The following algorithm takes as input a sorted array of integers A. left and right represent the left and right indicies of the array that is being searched. The parameter x represents an integer. The algorithm Search searches whether or not x is in the array A. If x is in the array, it returns the index of x. If x is not in the array, it returns -1. The function floor(a) returns the integer part of a. The initial call to Search is Search( A, 1, n, x ).
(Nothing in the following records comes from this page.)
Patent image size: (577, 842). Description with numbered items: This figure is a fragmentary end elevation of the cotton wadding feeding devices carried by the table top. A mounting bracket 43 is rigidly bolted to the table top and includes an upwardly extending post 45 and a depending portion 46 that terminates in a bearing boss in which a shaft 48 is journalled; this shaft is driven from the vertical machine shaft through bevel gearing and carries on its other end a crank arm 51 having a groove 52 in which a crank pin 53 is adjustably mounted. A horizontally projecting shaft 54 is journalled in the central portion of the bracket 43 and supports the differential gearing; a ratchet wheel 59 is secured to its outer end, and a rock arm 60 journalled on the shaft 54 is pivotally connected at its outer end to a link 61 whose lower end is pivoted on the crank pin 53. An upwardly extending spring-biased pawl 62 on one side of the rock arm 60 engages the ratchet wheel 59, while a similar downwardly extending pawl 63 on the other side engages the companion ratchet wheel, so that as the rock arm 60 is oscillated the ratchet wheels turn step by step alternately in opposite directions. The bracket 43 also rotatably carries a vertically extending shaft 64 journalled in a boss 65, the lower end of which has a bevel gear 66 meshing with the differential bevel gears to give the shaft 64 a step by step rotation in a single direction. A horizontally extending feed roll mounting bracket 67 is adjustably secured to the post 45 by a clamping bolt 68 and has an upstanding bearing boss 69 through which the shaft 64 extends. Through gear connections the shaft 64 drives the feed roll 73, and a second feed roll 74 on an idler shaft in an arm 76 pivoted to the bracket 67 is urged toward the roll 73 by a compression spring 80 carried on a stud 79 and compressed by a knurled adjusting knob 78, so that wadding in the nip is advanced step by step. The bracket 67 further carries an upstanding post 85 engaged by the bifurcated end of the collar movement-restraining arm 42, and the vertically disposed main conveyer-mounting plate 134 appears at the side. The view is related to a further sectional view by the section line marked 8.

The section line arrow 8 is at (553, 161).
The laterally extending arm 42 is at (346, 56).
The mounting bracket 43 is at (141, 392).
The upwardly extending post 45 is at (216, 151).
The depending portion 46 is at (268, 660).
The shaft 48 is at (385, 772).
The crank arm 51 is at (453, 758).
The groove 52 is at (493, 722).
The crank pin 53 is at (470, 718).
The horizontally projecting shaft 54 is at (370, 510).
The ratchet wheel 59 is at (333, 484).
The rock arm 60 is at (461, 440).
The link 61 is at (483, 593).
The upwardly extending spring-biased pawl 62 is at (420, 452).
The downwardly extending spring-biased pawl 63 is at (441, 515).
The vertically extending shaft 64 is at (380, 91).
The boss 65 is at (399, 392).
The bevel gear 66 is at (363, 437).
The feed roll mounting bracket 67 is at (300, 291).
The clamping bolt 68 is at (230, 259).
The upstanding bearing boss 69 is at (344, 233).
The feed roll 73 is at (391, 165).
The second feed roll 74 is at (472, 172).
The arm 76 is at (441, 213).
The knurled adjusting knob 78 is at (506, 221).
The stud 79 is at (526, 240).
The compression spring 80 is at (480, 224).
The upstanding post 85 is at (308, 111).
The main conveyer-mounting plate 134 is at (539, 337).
int Search(A,left,right,x) { numelements = right - left + 1;

if (numelements < 20) {

for (i = 0; i < numelements; i++){

if (A[left + i] == x) return (left + i);

}

return (-1);

} else {

split = floor(numelements * 1/7) + left;

if (A[split] == x) return(split);

if (A[split] > x) return(Search(A,left,split-1,x));

if (A[split] < x) return(Search(A,split,right,x)); } }

Explanation / Answer

Why is the answer T(6n/7) + O(1) and how I can solve a similar question?

if (numelements < 20) {

for (i = 0; i < numelements; i++){

if (A[left + i] == x) return (left + i);

}

return (-1);

}

If we see this if part, it has size of element 20 and doing constant operation (may be some small multiple of 20) so this is a constant operation.

Now lets see else part

split = floor(numelements * 1/7) + left;

if (A[split] == x) return(split);

if (A[split] > x) return(Search(A,left,split-1,x));1/7th of the size problem

if (A[split] < x) return(Search(A,split,right,x)); } } 6/7 of the size problem

So T(n) = T(n/7) + T(6n/7) + O(1)

You are missing n/7 term in the equation.

Apply method I just demonstrated in this question to solve similar questions.